I have been one of those “if you cannot measure it, you cannot manage it” types. Most quants are like this, but there are limits to measurement or trying to fit qualitative characteristics into a measure. Difficulty does not mean that attempts should not be tried. Most will admit that measurement is very useful in some areas of study but have to be more tempered in others. Jerry Muller, in his book The Tyranny of Metrics, explains the potential problems of a culture that focuses too deeply on measurement. This is a good counter to the always measured to manage crowd.

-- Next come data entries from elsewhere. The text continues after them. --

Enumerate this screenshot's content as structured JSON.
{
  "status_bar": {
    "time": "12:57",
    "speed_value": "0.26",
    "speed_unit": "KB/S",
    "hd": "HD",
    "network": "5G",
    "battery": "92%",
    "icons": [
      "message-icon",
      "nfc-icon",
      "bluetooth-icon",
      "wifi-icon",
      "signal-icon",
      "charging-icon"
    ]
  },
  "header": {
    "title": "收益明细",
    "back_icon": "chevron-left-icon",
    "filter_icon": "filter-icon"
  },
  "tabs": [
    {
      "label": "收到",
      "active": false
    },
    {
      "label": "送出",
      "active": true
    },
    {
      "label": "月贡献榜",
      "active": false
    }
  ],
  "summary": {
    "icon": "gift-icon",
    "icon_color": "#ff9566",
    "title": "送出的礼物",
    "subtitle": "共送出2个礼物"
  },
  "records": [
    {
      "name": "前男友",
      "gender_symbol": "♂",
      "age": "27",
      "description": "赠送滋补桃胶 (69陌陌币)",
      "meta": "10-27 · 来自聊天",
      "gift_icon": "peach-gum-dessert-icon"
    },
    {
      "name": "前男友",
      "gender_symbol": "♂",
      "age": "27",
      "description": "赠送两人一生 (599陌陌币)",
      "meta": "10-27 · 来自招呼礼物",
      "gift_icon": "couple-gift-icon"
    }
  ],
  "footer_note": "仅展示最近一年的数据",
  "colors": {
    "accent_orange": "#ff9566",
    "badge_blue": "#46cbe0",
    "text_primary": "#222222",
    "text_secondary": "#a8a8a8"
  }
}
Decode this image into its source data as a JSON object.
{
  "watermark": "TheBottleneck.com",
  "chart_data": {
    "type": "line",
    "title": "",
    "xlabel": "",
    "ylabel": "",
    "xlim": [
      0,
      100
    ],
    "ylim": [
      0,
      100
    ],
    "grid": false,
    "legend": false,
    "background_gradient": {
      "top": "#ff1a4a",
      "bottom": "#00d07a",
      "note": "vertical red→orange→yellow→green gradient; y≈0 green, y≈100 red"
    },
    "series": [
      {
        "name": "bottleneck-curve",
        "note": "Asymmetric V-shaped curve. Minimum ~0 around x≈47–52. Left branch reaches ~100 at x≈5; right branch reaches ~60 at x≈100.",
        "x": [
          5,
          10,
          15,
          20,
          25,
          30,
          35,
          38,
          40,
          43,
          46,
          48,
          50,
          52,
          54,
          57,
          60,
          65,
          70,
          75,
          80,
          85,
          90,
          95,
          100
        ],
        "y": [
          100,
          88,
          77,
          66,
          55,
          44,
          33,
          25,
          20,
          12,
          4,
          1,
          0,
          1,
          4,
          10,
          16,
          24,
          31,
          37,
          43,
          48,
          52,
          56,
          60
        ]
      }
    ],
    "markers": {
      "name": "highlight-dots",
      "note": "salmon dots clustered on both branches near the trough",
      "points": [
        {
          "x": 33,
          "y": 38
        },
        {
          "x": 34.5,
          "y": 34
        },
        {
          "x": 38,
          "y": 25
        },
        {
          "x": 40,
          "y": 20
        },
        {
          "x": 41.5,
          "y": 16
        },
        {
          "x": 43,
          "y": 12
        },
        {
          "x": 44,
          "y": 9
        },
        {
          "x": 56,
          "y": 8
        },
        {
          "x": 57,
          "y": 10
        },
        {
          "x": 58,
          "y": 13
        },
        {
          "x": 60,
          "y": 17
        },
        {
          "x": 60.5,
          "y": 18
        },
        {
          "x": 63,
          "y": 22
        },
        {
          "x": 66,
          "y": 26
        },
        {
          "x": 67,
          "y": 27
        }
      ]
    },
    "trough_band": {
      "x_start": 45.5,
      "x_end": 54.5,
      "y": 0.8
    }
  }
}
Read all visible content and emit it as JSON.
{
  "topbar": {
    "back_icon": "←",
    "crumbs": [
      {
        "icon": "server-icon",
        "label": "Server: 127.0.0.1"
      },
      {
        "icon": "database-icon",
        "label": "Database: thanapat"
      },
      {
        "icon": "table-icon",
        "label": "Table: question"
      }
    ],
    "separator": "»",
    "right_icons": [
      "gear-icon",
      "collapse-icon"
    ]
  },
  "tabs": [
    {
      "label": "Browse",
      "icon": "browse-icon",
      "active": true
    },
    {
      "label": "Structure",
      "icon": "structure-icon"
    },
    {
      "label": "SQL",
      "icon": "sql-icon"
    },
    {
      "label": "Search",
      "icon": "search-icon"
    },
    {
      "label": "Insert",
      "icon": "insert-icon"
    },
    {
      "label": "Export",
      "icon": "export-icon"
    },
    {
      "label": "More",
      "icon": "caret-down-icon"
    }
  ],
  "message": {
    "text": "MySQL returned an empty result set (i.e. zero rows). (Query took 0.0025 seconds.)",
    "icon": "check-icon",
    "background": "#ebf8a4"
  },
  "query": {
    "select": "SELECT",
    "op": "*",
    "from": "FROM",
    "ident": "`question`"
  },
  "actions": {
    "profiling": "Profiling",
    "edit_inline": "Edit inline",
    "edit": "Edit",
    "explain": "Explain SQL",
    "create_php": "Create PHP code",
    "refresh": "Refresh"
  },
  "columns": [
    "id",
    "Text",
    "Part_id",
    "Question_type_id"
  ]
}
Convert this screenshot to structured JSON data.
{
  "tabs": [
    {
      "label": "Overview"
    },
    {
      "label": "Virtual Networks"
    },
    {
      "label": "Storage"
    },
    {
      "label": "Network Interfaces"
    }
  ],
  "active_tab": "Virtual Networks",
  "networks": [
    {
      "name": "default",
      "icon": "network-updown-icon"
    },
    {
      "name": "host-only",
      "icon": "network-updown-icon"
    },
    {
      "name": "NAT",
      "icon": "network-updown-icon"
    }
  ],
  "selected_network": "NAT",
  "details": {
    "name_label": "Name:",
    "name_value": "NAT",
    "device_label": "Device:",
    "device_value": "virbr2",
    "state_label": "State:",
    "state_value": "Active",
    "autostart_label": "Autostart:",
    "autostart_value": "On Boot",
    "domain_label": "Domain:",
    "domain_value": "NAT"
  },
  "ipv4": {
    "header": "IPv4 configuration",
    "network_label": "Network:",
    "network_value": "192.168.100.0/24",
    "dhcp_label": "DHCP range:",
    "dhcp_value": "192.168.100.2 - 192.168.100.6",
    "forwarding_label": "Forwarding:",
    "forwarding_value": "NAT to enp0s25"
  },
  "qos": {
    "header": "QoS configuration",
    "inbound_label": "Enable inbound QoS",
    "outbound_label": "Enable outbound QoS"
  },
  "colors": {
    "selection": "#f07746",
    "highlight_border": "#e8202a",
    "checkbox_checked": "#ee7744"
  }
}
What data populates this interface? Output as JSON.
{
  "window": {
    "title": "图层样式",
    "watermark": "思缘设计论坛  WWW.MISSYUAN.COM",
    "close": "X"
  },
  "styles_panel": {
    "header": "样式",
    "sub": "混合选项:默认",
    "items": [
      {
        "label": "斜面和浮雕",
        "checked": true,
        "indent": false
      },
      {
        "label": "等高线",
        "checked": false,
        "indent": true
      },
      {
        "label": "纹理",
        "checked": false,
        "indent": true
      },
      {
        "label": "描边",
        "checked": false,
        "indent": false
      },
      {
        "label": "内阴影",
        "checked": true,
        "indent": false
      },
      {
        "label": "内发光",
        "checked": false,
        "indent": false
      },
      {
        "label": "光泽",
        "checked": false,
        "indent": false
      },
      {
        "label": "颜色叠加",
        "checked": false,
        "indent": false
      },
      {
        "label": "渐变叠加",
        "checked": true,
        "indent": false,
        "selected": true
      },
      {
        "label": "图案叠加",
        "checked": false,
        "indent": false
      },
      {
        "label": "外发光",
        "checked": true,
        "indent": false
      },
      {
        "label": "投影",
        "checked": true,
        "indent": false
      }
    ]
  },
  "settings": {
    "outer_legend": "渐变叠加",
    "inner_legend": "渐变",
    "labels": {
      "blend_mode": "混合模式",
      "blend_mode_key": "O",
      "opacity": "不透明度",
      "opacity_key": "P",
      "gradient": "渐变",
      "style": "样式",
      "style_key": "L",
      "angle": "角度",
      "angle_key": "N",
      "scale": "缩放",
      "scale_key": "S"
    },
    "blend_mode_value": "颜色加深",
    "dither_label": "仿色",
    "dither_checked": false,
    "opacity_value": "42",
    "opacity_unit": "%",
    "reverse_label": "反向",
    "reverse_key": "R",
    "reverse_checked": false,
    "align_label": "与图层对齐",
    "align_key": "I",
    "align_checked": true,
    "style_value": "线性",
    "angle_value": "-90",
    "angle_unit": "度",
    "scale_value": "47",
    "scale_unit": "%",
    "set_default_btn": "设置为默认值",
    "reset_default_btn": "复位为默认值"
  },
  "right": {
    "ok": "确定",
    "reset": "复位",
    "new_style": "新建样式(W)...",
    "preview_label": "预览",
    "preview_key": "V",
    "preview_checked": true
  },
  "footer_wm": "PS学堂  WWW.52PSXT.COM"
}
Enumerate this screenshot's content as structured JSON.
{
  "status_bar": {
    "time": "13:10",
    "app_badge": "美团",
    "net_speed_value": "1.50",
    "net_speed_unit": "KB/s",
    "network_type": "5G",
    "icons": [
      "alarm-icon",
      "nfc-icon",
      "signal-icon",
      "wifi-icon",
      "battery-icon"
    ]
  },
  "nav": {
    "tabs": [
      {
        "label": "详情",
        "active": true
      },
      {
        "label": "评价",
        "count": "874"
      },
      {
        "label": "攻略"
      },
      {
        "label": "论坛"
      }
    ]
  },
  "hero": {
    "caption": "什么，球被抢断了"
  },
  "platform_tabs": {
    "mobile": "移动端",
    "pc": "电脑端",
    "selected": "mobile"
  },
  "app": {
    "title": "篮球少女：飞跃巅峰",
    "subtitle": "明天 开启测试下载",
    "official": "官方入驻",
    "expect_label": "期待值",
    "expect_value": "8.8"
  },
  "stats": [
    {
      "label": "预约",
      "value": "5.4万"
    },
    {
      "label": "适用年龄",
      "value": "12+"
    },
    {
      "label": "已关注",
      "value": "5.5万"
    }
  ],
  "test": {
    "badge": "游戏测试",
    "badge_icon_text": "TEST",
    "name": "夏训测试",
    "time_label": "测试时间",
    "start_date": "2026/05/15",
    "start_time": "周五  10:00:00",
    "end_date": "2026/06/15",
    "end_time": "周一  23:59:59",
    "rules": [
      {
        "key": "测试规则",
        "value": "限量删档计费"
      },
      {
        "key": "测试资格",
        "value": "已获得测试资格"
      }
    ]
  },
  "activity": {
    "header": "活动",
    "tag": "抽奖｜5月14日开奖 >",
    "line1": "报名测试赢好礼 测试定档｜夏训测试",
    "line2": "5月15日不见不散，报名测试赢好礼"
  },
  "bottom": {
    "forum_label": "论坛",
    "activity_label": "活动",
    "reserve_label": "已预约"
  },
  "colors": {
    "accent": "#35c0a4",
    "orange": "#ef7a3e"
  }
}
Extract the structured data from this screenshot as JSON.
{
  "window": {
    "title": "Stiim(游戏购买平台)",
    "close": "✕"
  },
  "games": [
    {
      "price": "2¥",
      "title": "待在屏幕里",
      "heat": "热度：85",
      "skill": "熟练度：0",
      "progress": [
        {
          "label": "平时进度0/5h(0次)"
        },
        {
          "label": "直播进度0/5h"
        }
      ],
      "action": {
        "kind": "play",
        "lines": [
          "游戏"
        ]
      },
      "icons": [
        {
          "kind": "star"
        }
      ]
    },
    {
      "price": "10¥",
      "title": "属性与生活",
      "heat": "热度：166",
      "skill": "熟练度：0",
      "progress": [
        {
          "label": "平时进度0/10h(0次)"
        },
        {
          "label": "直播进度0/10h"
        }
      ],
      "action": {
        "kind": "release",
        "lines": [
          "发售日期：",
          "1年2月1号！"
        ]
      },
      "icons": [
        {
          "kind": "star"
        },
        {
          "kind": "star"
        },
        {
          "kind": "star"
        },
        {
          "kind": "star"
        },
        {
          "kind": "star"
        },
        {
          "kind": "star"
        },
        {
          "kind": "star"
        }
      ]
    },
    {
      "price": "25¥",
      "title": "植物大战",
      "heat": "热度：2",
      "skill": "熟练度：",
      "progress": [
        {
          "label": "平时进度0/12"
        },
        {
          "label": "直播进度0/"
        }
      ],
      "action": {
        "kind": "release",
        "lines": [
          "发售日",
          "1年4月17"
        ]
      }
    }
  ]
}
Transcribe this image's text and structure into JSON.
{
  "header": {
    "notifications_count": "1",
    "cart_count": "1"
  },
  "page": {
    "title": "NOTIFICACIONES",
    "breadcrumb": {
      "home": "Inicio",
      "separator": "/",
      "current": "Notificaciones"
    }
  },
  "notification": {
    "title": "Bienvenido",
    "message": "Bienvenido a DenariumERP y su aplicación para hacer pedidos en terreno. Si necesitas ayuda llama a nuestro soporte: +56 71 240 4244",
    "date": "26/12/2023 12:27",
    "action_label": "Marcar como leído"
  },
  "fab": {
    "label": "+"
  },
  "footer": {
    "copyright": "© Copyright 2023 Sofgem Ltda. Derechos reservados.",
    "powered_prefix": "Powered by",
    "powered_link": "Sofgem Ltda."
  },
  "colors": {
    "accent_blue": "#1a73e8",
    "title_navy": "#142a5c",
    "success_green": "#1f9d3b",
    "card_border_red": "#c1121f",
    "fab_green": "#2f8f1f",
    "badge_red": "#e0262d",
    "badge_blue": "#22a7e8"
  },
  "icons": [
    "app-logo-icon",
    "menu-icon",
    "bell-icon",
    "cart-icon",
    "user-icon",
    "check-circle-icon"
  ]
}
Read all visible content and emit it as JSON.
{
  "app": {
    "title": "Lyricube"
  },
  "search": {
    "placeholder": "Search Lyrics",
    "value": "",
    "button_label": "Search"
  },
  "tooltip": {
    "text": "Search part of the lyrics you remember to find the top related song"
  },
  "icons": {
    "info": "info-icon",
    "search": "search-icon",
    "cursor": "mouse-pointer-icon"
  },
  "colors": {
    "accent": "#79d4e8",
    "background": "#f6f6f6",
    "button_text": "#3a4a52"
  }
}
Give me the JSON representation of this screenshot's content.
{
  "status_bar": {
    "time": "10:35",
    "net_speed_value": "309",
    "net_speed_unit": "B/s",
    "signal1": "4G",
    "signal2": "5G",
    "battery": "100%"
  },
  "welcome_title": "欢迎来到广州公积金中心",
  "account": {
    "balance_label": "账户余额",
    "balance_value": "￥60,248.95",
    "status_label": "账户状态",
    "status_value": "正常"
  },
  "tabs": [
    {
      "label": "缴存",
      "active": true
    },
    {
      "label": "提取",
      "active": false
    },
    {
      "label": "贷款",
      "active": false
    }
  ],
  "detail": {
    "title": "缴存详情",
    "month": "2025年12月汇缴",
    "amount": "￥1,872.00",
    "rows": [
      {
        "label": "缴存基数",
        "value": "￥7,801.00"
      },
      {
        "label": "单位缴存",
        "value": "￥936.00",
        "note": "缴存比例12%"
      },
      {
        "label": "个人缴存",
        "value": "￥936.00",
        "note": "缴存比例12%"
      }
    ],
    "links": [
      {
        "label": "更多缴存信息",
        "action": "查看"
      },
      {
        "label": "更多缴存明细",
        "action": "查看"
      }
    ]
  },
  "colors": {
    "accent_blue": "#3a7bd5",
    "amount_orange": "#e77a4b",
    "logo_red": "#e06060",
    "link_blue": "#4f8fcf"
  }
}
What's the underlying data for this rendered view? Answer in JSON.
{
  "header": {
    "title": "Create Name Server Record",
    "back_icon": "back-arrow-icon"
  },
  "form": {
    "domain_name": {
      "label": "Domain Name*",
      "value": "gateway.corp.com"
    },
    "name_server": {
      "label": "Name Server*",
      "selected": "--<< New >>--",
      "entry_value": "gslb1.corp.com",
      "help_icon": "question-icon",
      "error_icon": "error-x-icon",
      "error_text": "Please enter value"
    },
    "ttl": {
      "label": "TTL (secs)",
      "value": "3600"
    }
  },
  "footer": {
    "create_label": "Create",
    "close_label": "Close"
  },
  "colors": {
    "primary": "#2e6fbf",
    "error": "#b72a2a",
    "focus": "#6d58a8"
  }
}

Muller provides a breakdown of the recurring flaws of metrics. These flaws fall into two areas, the distortion of information collected by the analyst and the gaming of information by the persons being measured:

The distortion of information problem –

  • Measuring the most easily measurable
  • Measuring the simple when the desired outcome is complex
  • Measuring inputs rather than outcomes
  • Degrading information quality through standardization

The gaming of information problem –

  • Gaming through creaming
  • Improving numbers by lowering standards
  • Improving numbers through omission or distortion of data
  • Cheating

The author describes measurement and gaming problems with colleges, schools, medicine, policing, the military, business, finance, philanthropy, and foreign aid. It is everywhere, so every analyst should appreciate the problem of measurement. You will be gamed. Measurement changes incentives. You will measure the wrong things. Use your numbers, but beware of your numbers.